Interesting morning shooting with the Royal Parks Shires on two levels. Firstly watching Tanya driving Heath and Tom as they rolled the bracken in the park made for some good pictures and the reason behind the task was interesting. Richmond Park is an interesting area because, like a lot of areas that are used for deer herds, It’s cleared ancient forest and if left unchecked the bracken would expand on the acid soil and block everything. However, it can’t just be rooted up as it provides important habitat and cover for lots of diverse wildlife, from the does with their fauns down to butterflies. The answer is to roll it, this breaks the stems an the plants effort goes in to repairing rather than growing and is the solution to the problem. As this is unploughed, unimproved land with and hills etc. It’s almost impossible to do this with a tractor but the shire horses make light work of it.
From a photographic point of view it was interesting too. I picked up the Fujinon f:1.2 56mm lends on Tuesday and am now carrying three primes as my day to day kit. The three zooms and the 1.4 converter are on hand for press, commercial and PR type shooting, but for reportage, I use the 14mm 2.8, the 35mm 1.4 and the aforementioned 56mm. Now it occurred to me today that this equates, to the same focal lengths I carried in pre digital days when shooting on my Lecias. Thinking about this, I deidedto go the whole hog and put X-Pro 2s into manual mode. I thought that to set the ISO 400 and control the image totally couldn’t be a bad thing. About halfway through the shoot, I realised I had an grin on my face from ear to ear and I was thoroughly enjoying the control of the image.

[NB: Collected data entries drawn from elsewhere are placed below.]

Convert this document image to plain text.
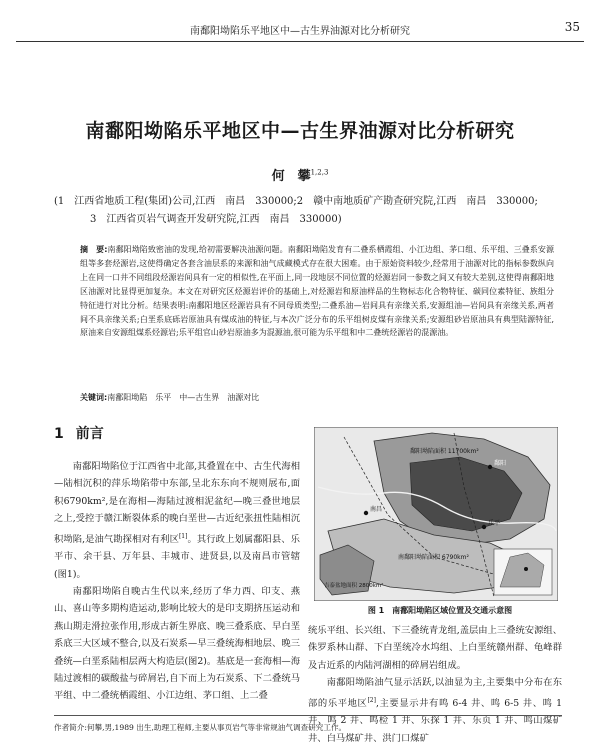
南鄱阳坳陷乐平地区中—古生界油源对比分析研究	35
南鄱阳坳陷乐平地区中—古生界油源对比分析研究
何　攀$^{1,2,3}$
(1　江西省地质工程(集团)公司,江西　南昌　330000;2　赣中南地质矿产勘查研究院,江西　南昌　330000;
3　江西省页岩气调查开发研究院,江西　南昌　330000)
摘　要:南鄱阳坳陷致密油的发现,给初需要解决油源问题。南鄱阳坳陷发育有二叠系栖霞组、小江边组、茅口组、乐平组、三叠系安源组等多套烃源岩,这使得确定各套含油层系的来源和油气成藏模式存在很大困难。由于原始资料较少,经常用于油源对比的指标参数纵向上在同一口井不同组段烃源岩间具有一定的相似性,在平面上,同一段地层不同位置的烃源岩同一参数之间又有较大差别,这使得南鄱阳地区油源对比显得更加复杂。本文在对研究区烃源岩评价的基础上,对烃源岩和原油样品的生物标志化合物特征、碳同位素特征、族组分特征进行对比分析。结果表明:南鄱阳地区烃源岩具有不同母质类型;二叠系油—岩间具有亲缘关系,安源组油—岩间具有亲缘关系,两者间不具亲缘关系;白垩系底砾岩原油具有煤成油的特征,与本次广泛分布的乐平组树皮煤有亲缘关系;安源组砂岩原油具有典型陆源特征,原油来自安源组煤系烃源岩;乐平组官山砂岩原油多为混源油,很可能为乐平组和中二叠统烃源岩的混源油。
关键词:南鄱阳坳陷　乐平　中—古生界　油源对比
1 前言

南鄱阳坳陷位于江西省中北部,其叠置在中、古生代海相—陆相沉积的萍乐坳陷带中东部,呈北东东向不规则展布,面积6790km²,是在海相—海陆过渡相泥盆纪—晚三叠世地层之上,受控于赣江断裂体系的晚白垩世—古近纪张扭性陆相沉积坳陷,是油气勘探相对有利区[1]。其行政上划属鄱阳县、乐平市、余干县、万年县、丰城市、进贤县,以及南昌市管辖(图1)。

南鄱阳坳陷自晚古生代以来,经历了华力西、印支、燕山、喜山等多期构造运动,影响比较大的是印支期挤压运动和燕山期走滑拉张作用,形成古新生界底、晚三叠系底、早白垩系底三大区域不整合,以及石炭系—早三叠统海相地层、晚三叠统—白垩系陆相层两大构造层(图2)。基底是一套海相—海陆过渡相的碳酸盐与碎屑岩,自下而上为石炭系、下二叠统马平组、中二叠统栖霞组、小江边组、茅口组、上二叠

鄱阳坳陷面积 11700km²
南鄱阳坳陷面积 6790km²
吉泰盆地面积 2800km²
南昌
鄱阳
乐平
图 1　南鄱阳坳陷区域位置及交通示意图

统乐平组、长兴组、下三叠统青龙组,盖层由上三叠统安源组、侏罗系林山群、下白垩统冷水坞组、上白垩统赣州群、龟峰群及古近系的内陆河湖相的碎屑岩组成。

南鄱阳坳陷油气显示活跃,以油显为主,主要集中分布在东部的乐平地区[2],主要显示井有鸣 6-4 井、鸣 6-5 井、鸣 1 井、鸣 2 井、鸣检 1 井、乐探 1 井、乐页 1 井、鸣山煤矿井、白马煤矿井、洪门口煤矿

作者简介:何攀,男,1989 出生,助理工程师,主要从事页岩气等非常规油气调查研究工作。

When I got back to the Mac, I looked at the images and the grin came right back. settling in for the normal post production in Photoshop, I realised there was little if any to do as the images were exactly as I wanted them to be, straight out of the camera. With the very minimum of “Burning and Dodging” every thing was done and another chapter of the book on ” The Last Herd” was in the can.
Just a note on the 56mm 1.2, this lens is bitingly sharp where you need it to be and yet has a smooth ‘Bokeh” or out of focus area when used at large apertures. I would really recommend it to anyone wanting both a short telephoto and a portrait lens.